La guerre des prix entre les grandes chaînes d’alimentation au Québec — IGA, Maxi et Super C en tête — s’intensifie. À première vue, cette rivalité pourrait sembler bénéfique pour les consommateurs, qui profitent de rabais immédiats. Mais sous cette apparente victoire se cache une dynamique préoccupante : la compression des marges ne se fait pas sur le dos des grandes enseignes, mais plutôt sur celui des maillons les plus vulnérables de la chaîne, soit les travailleurs de l’alimentation et les producteurs locaux.

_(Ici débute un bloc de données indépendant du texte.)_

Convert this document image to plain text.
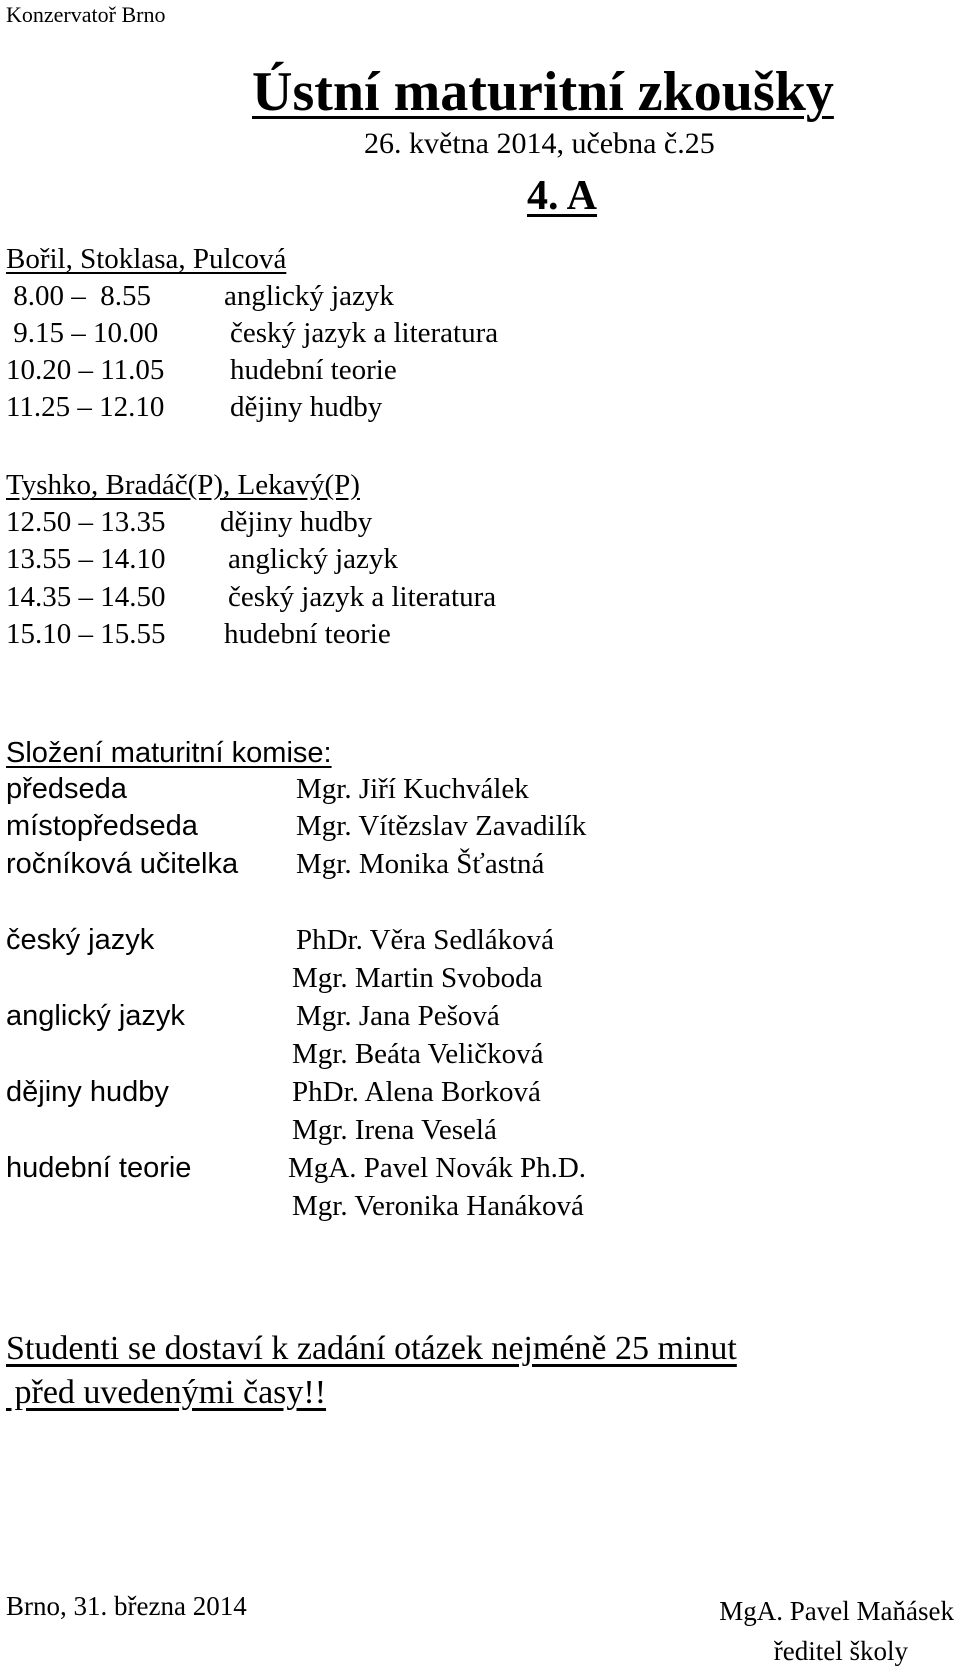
Konzervatoř Brno
Ústní maturitní zkoušky
26. května 2014, učebna č.25
4. A
Bořil, Stoklasa, Pulcová
8.00 –  8.55	anglický jazyk
9.15 – 10.00 český jazyk a literatura
10.20 – 11.05 hudební teorie
11.25 – 12.10 dějiny hudby
Tyshko, Bradáč(P), Lekavý(P)
12.50 – 13.35 dějiny hudby
13.55 – 14.10 anglický jazyk
14.35 – 14.50 český jazyk a literatura
15.10 – 15.55 hudební teorie
Složení maturitní komise:
předseda	Mgr. Jiří Kuchválek
místopředseda	Mgr. Vítězslav Zavadilík
ročníková učitelka Mgr. Monika Šťastná
český jazyk	PhDr. Věra Sedláková
Mgr. Martin Svoboda
anglický jazyk	Mgr. Jana Pešová
Mgr. Beáta Veličková
dějiny hudby	PhDr. Alena Borková
Mgr. Irena Veselá
hudební teorie	MgA. Pavel Novák Ph.D.
Mgr. Veronika Hanáková
Studenti se dostaví k zadání otázek nejméně 25 minut
před uvedenými časy!!
Brno, 31. března 2014	MgA. Pavel Maňásek
ředitel školy
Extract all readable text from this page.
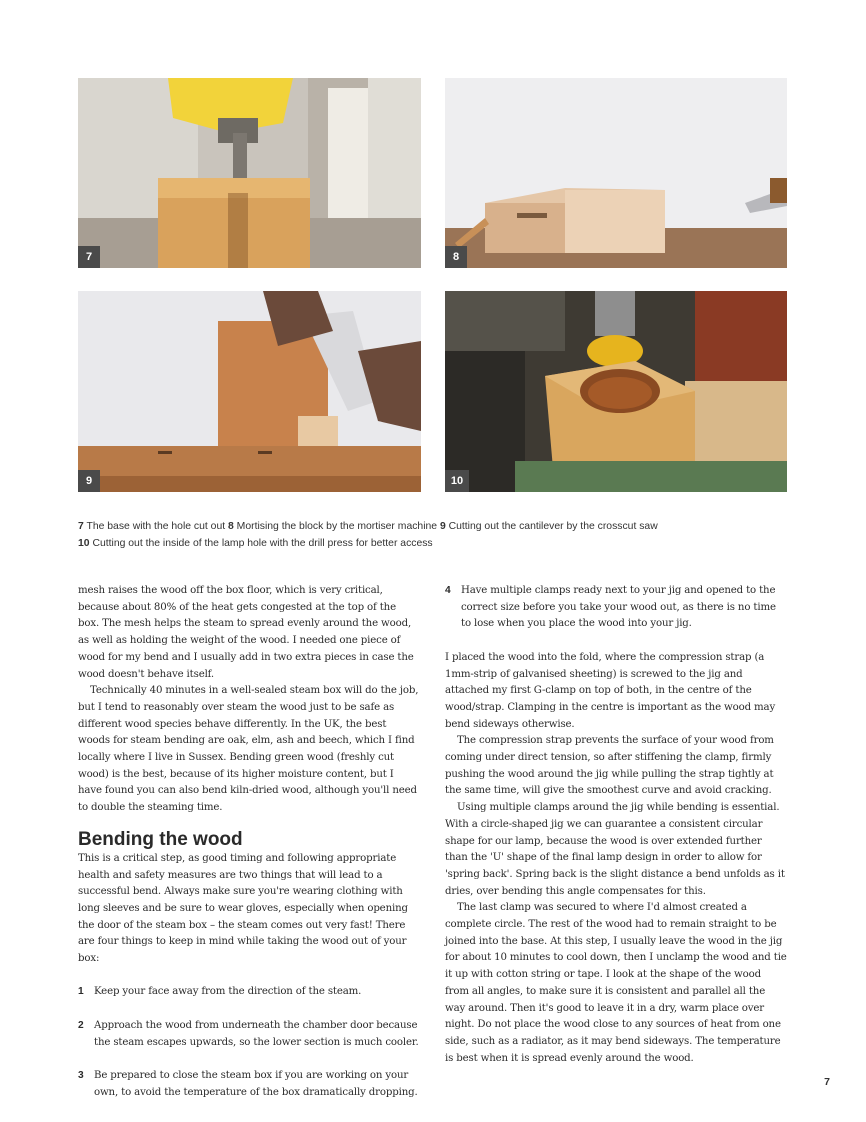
7	8
9	10
7 The base with the hole cut out 8 Mortising the block by the mortiser machine 9 Cutting out the cantilever by the crosscut saw
10 Cutting out the inside of the lamp hole with the drill press for better access

mesh raises the wood off the box floor, which is very critical, because about 80% of the heat gets congested at the top of the box. The mesh helps the steam to spread evenly around the wood, as well as holding the weight of the wood. I needed one piece of wood for my bend and I usually add in two extra pieces in case the wood doesn't behave itself.

Technically 40 minutes in a well-sealed steam box will do the job, but I tend to reasonably over steam the wood just to be safe as different wood species behave differently. In the UK, the best woods for steam bending are oak, elm, ash and beech, which I find locally where I live in Sussex. Bending green wood (freshly cut wood) is the best, because of its higher moisture content, but I have found you can also bend kiln-dried wood, although you'll need to double the steaming time.

Bending the wood

This is a critical step, as good timing and following appropriate health and safety measures are two things that will lead to a successful bend. Always make sure you're wearing clothing with long sleeves and be sure to wear gloves, especially when opening the door of the steam box – the steam comes out very fast! There are four things to keep in mind while taking the wood out of your box:

1 Keep your face away from the direction of the steam.
2 Approach the wood from underneath the chamber door because the steam escapes upwards, so the lower section is much cooler.
3 Be prepared to close the steam box if you are working on your own, to avoid the temperature of the box dramatically dropping.
4 Have multiple clamps ready next to your jig and opened to the correct size before you take your wood out, as there is no time to lose when you place the wood into your jig.

I placed the wood into the fold, where the compression strap (a 1mm-strip of galvanised sheeting) is screwed to the jig and attached my first G-clamp on top of both, in the centre of the wood/strap. Clamping in the centre is important as the wood may bend sideways otherwise.

The compression strap prevents the surface of your wood from coming under direct tension, so after stiffening the clamp, firmly pushing the wood around the jig while pulling the strap tightly at the same time, will give the smoothest curve and avoid cracking.

Using multiple clamps around the jig while bending is essential. With a circle-shaped jig we can guarantee a consistent circular shape for our lamp, because the wood is over extended further than the 'U' shape of the final lamp design in order to allow for 'spring back'. Spring back is the slight distance a bend unfolds as it dries, over bending this angle compensates for this.

The last clamp was secured to where I'd almost created a complete circle. The rest of the wood had to remain straight to be joined into the base. At this step, I usually leave the wood in the jig for about 10 minutes to cool down, then I unclamp the wood and tie it up with cotton string or tape. I look at the shape of the wood from all angles, to make sure it is consistent and parallel all the way around. Then it's good to leave it in a dry, warm place over night. Do not place the wood close to any sources of heat from one side, such as a radiator, as it may bend sideways. The temperature is best when it is spread evenly around the wood.

7
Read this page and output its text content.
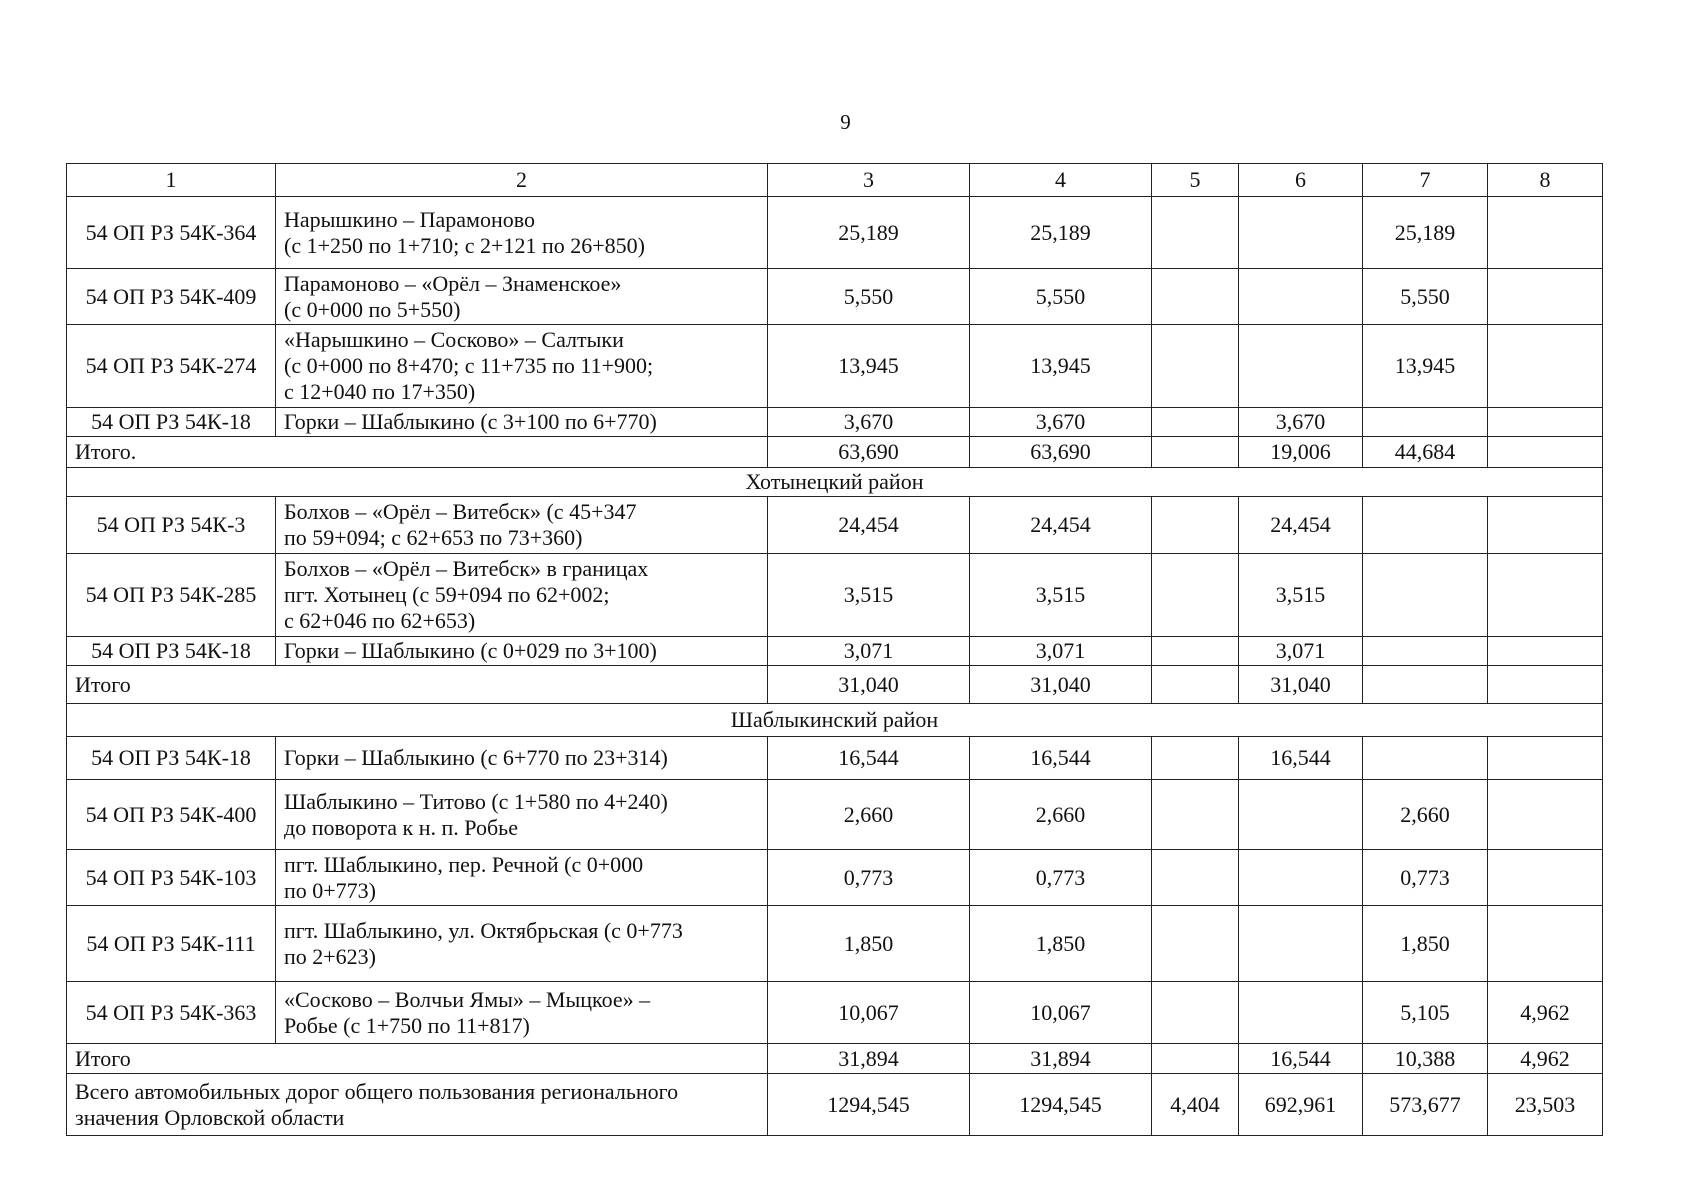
9
1	2	3	4	5	6	7	8
54 ОП РЗ 54К-364	Нарышкино – Парамоново
(с 1+250 по 1+710; с 2+121 по 26+850)	25,189	25,189			25,189	
54 ОП РЗ 54К-409	Парамоново – «Орёл – Знаменское»
(с 0+000 по 5+550)	5,550	5,550			5,550	
54 ОП РЗ 54К-274	«Нарышкино – Сосково» – Салтыки
(с 0+000 по 8+470; с 11+735 по 11+900;
с 12+040 по 17+350)	13,945	13,945			13,945	
54 ОП РЗ 54К-18	Горки – Шаблыкино (с 3+100 по 6+770)	3,670	3,670		3,670		
Итого.		63,690	63,690		19,006	44,684	
Хотынецкий район							
54 ОП РЗ 54К-3	Болхов – «Орёл – Витебск» (с 45+347
по 59+094; с 62+653 по 73+360)	24,454	24,454		24,454		
54 ОП РЗ 54К-285	Болхов – «Орёл – Витебск» в границах
пгт. Хотынец (с 59+094 по 62+002;
с 62+046 по 62+653)	3,515	3,515		3,515		
54 ОП РЗ 54К-18	Горки – Шаблыкино (с 0+029 по 3+100)	3,071	3,071		3,071		
Итого		31,040	31,040		31,040		
Шаблыкинский район							
54 ОП РЗ 54К-18	Горки – Шаблыкино (с 6+770 по 23+314)	16,544	16,544		16,544		
54 ОП РЗ 54К-400	Шаблыкино – Титово (с 1+580 по 4+240)
до поворота к н. п. Робье	2,660	2,660			2,660	
54 ОП РЗ 54К-103	пгт. Шаблыкино, пер. Речной (с 0+000
по 0+773)	0,773	0,773			0,773	
54 ОП РЗ 54К-111	пгт. Шаблыкино, ул. Октябрьская (с 0+773
по 2+623)	1,850	1,850			1,850	
54 ОП РЗ 54К-363	«Сосково – Волчьи Ямы» – Мыцкое» –
Робье (с 1+750 по 11+817)	10,067	10,067			5,105	4,962
Итого		31,894	31,894		16,544	10,388	4,962

Всего автомобильных дорог общего пользования регионального
значения Орловской области		1294,545	1294,545	4,404	692,961	573,677	23,503
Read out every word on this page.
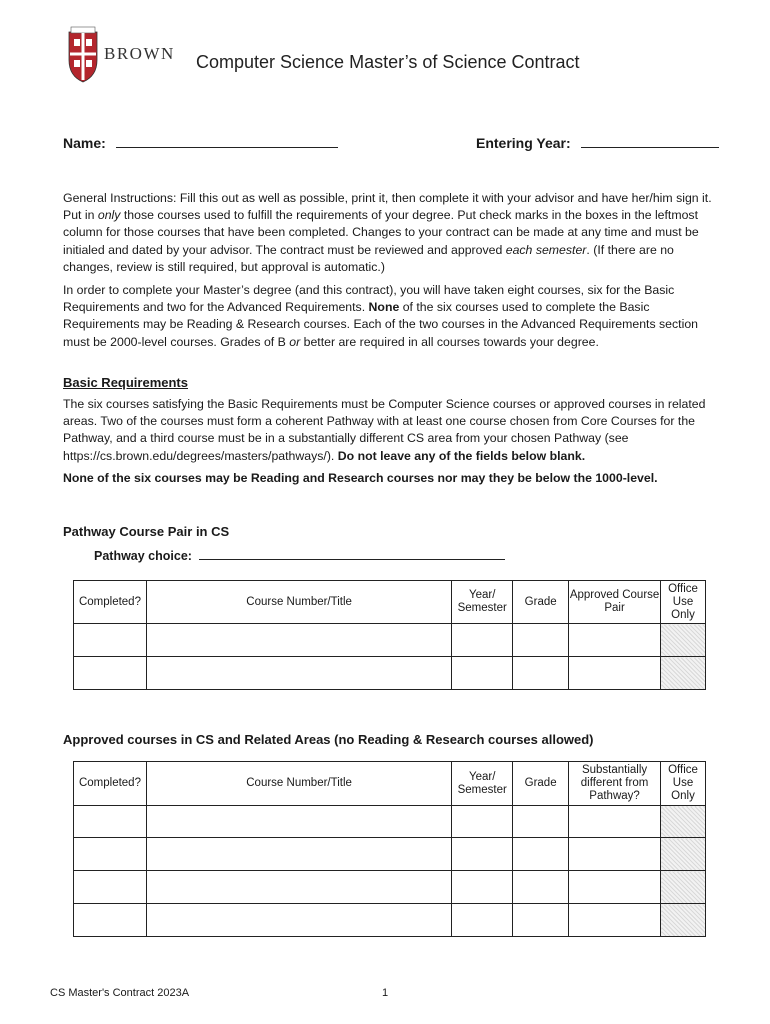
BROWN Computer Science Master’s of Science Contract
Name:	Entering Year:
General Instructions: Fill this out as well as possible, print it, then complete it with your advisor and have her/him sign it. Put in only those courses used to fulfill the requirements of your degree. Put check marks in the boxes in the leftmost column for those courses that have been completed. Changes to your contract can be made at any time and must be initialed and dated by your advisor. The contract must be reviewed and approved each semester. (If there are no changes, review is still required, but approval is automatic.)
In order to complete your Master’s degree (and this contract), you will have taken eight courses, six for the Basic Requirements and two for the Advanced Requirements. None of the six courses used to complete the Basic Requirements may be Reading & Research courses. Each of the two courses in the Advanced Requirements section must be 2000-level courses. Grades of B or better are required in all courses towards your degree.
Basic Requirements
The six courses satisfying the Basic Requirements must be Computer Science courses or approved courses in related areas. Two of the courses must form a coherent Pathway with at least one course chosen from Core Courses for the Pathway, and a third course must be in a substantially different CS area from your chosen Pathway (see https://cs.brown.edu/degrees/masters/pathways/). Do not leave any of the fields below blank.
None of the six courses may be Reading and Research courses nor may they be below the 1000-level.
Pathway Course Pair in CS
Pathway choice:
Completed?	Course Number/Title	Year/ Semester	Grade	Approved Course Pair	Office Use Only

Approved courses in CS and Related Areas (no Reading & Research courses allowed)
Completed?	Course Number/Title	Year/ Semester	Grade	Substantially different from Pathway?	Office Use Only

CS Master's Contract 2023A	1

Pour tenir tête à la stratégie agressive de prix de Maxi et Super C, IGA a récemment lancé une contre-offensive en ajustant ses prix sur plus de 5 000 produits. Cette stratégie a un coût : celui d’une pression accrue sur les fournisseurs et sur les employé.e.s. Dans les entrepôts, les délais se raccourcissent; en magasin, les horaires s’allongent pendant que les salaires peinent à suivre l’inflation alimentaire. Quant aux agriculteurs et transformateurs locaux, des ententes contractuelles toujours plus serrées réduisent leur marge de manœuvre et compromettent leur viabilité à long terme.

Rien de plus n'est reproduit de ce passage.